Chi square test, double counting?

147 Views Asked by At

We're testing whether three species are affected differently by some poison, getting this table (type/dead/alive/tot):

A, 10, 20, 30 B, 16, 14, 30 C, 22, 8, 30

Under H0, we're expeting 16 to live and 14 to die. Apparently the correct chi square test statistic involves summing up the both the squared difference in the survivors, ASWELL as the differences in the dead plants. This sounds extremely weird to me. Can someone explain why it's not enough to just look at the differences in the survivors? Why is including the 100% correlated data necessary?

1

There are 1 best solutions below

0
On

You'd like to compare one row of the chi-square test with the test for proportion.
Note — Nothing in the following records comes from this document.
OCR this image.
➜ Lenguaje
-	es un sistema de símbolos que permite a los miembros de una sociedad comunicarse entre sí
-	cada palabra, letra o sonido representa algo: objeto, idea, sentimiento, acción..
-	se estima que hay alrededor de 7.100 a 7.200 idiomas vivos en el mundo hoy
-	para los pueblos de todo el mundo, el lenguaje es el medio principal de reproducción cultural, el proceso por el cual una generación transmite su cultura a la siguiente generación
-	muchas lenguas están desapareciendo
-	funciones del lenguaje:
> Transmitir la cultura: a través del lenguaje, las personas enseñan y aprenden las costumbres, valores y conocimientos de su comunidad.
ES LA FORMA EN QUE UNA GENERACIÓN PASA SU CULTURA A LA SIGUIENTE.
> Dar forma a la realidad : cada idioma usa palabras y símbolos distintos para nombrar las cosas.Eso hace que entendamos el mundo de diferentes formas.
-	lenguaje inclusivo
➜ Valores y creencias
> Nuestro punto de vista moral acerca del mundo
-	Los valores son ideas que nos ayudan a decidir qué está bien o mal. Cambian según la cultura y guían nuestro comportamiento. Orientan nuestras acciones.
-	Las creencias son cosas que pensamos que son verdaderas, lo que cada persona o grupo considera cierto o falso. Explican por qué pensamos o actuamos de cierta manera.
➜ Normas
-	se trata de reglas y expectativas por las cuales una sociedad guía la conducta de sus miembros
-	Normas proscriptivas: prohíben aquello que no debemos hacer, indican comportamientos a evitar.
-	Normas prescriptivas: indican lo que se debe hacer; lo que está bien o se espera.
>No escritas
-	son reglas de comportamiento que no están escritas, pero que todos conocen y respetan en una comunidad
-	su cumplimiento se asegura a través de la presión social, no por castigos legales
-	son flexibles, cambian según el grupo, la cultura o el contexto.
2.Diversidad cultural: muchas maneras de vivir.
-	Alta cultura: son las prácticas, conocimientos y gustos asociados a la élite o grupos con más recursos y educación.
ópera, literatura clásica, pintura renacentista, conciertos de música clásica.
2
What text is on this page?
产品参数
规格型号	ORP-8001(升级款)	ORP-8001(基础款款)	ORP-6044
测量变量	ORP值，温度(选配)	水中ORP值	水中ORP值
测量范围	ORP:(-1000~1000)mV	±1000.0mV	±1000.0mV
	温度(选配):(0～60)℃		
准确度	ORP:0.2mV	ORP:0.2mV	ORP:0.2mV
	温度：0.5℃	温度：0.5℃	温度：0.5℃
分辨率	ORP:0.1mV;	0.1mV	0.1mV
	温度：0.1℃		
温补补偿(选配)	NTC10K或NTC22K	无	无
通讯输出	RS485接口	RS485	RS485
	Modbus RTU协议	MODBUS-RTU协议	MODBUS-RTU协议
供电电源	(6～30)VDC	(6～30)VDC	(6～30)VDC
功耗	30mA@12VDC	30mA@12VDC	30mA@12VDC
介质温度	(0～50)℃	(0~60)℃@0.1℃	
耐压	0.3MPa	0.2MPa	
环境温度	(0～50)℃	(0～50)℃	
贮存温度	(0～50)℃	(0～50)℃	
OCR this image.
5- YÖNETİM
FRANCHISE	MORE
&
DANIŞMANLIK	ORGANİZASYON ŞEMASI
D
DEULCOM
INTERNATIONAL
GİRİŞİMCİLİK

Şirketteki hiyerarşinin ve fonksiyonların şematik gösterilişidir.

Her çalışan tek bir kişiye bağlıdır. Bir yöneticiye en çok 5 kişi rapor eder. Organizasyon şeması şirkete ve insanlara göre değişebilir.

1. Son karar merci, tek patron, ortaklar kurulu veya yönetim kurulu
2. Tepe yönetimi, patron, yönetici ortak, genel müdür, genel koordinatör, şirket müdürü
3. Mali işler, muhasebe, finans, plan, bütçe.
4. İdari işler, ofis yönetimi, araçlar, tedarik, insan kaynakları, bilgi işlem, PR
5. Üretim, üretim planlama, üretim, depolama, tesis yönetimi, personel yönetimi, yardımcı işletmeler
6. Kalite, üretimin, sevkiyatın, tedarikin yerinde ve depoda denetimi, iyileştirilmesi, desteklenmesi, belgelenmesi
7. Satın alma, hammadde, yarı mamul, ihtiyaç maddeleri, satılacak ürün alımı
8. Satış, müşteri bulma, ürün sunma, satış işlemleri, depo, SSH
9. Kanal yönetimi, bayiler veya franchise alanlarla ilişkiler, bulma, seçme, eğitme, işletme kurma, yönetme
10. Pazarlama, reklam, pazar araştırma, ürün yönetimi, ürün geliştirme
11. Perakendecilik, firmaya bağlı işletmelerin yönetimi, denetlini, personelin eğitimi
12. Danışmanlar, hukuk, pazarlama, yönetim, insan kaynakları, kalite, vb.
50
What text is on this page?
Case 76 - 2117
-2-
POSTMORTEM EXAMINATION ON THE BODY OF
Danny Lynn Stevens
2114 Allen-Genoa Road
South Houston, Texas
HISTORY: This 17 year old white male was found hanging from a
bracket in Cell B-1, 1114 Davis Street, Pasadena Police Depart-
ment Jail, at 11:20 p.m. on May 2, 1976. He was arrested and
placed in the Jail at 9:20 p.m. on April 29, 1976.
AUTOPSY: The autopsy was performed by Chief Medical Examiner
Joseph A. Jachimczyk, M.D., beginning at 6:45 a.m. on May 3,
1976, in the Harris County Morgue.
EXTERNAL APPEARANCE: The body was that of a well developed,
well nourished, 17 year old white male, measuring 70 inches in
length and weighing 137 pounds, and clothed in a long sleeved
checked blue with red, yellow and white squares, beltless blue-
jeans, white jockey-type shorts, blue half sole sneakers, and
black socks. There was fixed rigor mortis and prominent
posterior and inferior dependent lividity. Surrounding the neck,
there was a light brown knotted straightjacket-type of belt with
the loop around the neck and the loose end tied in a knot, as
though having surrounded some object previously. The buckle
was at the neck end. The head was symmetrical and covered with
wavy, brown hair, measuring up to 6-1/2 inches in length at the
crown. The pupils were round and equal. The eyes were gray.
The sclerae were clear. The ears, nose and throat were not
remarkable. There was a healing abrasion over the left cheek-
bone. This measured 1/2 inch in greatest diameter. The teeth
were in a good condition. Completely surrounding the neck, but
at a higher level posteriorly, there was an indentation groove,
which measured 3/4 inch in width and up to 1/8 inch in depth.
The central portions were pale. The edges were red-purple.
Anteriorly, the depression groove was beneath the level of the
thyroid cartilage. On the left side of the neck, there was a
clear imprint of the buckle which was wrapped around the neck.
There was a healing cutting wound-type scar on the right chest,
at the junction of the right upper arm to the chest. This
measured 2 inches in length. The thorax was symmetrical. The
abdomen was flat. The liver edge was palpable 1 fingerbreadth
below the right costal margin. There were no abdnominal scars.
For example, $n=10, p_0 = 0.3$. Then the test for proportion gives you

$$Z = \frac{\hat{p} - p_0}{\sqrt{p_0(1-p_0)/n }} = \frac{n\hat{p} - np_0}{\sqrt{np_0(1-p_0)}} $$

and $$Z^2 = \frac{(n\hat{p} - np_0)^2}{np_0(1-p_0)}$$

You already see the beginnings of the chi-square test. Now, the row sum for the chi-square test is

$$\chi^2 = \frac{(n\hat{p} - np_0)^2}{np_0} + \frac{(n(1-\hat{p}) - n(1-p_0))^2}{n(1-p_0)} $$

After some algebra, you'll get $\chi^2 =Z^2$.

You do get two terms with the same numerator, but denominators are not the same, in general.